La conférence sur Santé, Guérison, Religion et Genre en Afrique organisée par le CIHA au Sénégal le mois dernier a suscité d’importantes réflexions sur des sujets relatifs à l’humanitaire en Afrique ainsi que sur les approches méthodologiques mobilisées pour comprendre ses enjeux. Mame Penda Ba, co-organisatrice de la conférence et rédactrice en chef du blogue du CIHA au Sénégal, s’est penchée sur le caractère expérimental de la conférence et a fait les remarques suivantes au cours du panel de clôture. Nous publierons d’autres réflexions et présentations dans les prochains jours et semaines.
We post here the second set of reflections from the final plenary panel of our December CIHA Blog conference in Senegal on « Health, Healing, Religion and Gender in Africa ». Find the first set of reflections here. Professor Mame Penda Ba, the primary organizer of the conference and Co-Editor of the Blog, reflects here on the conference’s experimental nature and pushes forward on the issues it raised regarding epistemology and methodology for analyzing humanitarianism and religion in Africa. We will post additional reflections and presentations from this very exciting conference in the coming days and weeks.
Remarques de clôture de Mame Penda Ba, co-organisatrice de la conférence: Heurs et malheurs du nomadisme et de la polyphonie
La première chose que je voudrais dire, c’est qu’en dépit des excellentes sessions que nous avons eus, il y a ce que j’appellerai pour ma part « un missing panel », un panel qui manque. Ce panel, qui aurait dû être le panel final, aurait consisté en une sorte de critique méthodologique ex post de la conférence. Autrement dit, je pense qu’il aurait été extrêmement intéressant de nous poser les questions suivantes : qu’est-ce qu’on a fait en réalité durant cette conférence ? De quoi s’est-il fondamentalement agi ? A quelle sorte d’expérimentation avons-nous pris part ?
Je considère en effet pour ma part qu’il s’agissait là d’une conférence expérimentale dans la mesure où nous sommes sortis de notre zone de confort habituelle à savoir le modèle classique de la conférence dont l’équation s’écrit à peu de choses près ainsi : 1 lieu et quelques voix (celles notamment des universitaires et des experts). A contrario, le parti pris -et c’était un pari risqué je l’avoue – a été de diversifier les lieux et les voix. Concrètement cela a donné à la conférence une allure nomade (Dakar, Fatick, Ziguinchor, Royaume d’Oussoye, Cap Skirring, Cabrousse) et polyphone (à côté des universitaires et des experts, reines et rois, guérisseuses et guérisseurs, détenteurs de fétiches, villageois et villageoises etc.).

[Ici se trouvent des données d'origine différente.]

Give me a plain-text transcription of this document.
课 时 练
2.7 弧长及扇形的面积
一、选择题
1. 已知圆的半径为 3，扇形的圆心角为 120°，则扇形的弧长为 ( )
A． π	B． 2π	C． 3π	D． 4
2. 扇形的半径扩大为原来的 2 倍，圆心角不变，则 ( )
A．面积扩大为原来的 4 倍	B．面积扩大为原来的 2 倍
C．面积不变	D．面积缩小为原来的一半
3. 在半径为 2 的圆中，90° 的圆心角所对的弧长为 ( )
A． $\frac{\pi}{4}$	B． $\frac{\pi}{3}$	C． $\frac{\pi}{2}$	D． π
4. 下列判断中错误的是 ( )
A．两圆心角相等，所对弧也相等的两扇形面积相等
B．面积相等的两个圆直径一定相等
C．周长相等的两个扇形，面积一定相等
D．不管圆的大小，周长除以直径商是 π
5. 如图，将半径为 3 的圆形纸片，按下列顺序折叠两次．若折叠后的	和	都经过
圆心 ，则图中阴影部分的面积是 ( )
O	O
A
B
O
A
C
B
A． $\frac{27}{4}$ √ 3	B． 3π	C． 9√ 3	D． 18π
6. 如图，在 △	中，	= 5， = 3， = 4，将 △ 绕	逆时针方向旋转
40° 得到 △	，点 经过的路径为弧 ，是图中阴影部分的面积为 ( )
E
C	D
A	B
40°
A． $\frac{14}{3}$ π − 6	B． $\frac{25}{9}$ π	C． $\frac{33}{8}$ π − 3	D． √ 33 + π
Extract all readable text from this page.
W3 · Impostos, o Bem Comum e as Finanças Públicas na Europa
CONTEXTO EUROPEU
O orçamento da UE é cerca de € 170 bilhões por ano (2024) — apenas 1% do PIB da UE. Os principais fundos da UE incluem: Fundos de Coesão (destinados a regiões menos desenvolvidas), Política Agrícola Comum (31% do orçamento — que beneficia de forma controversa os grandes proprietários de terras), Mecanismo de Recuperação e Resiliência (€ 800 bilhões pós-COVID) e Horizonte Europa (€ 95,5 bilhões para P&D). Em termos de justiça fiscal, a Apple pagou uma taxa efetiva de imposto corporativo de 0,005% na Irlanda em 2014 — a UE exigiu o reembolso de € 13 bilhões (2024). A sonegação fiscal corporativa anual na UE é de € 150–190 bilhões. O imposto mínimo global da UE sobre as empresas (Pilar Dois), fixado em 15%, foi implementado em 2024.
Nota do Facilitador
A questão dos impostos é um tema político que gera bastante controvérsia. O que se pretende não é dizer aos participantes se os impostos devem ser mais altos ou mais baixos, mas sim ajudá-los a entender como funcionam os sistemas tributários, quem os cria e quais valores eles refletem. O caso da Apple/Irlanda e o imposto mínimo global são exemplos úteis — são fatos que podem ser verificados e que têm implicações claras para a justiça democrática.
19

Nomadisme et polyphonie ont permis de faire une traversée de différents lieux, espaces de savoirs endogènes, de mémoires et de patrimoines ; de rencontrer une pluralité d’acteurs de la santé et enfin de comparer l’action et l’idéologie humanitaire religieux et laïc, les questions de gouvernance, d’identité, de vulnérabilité, de résilience.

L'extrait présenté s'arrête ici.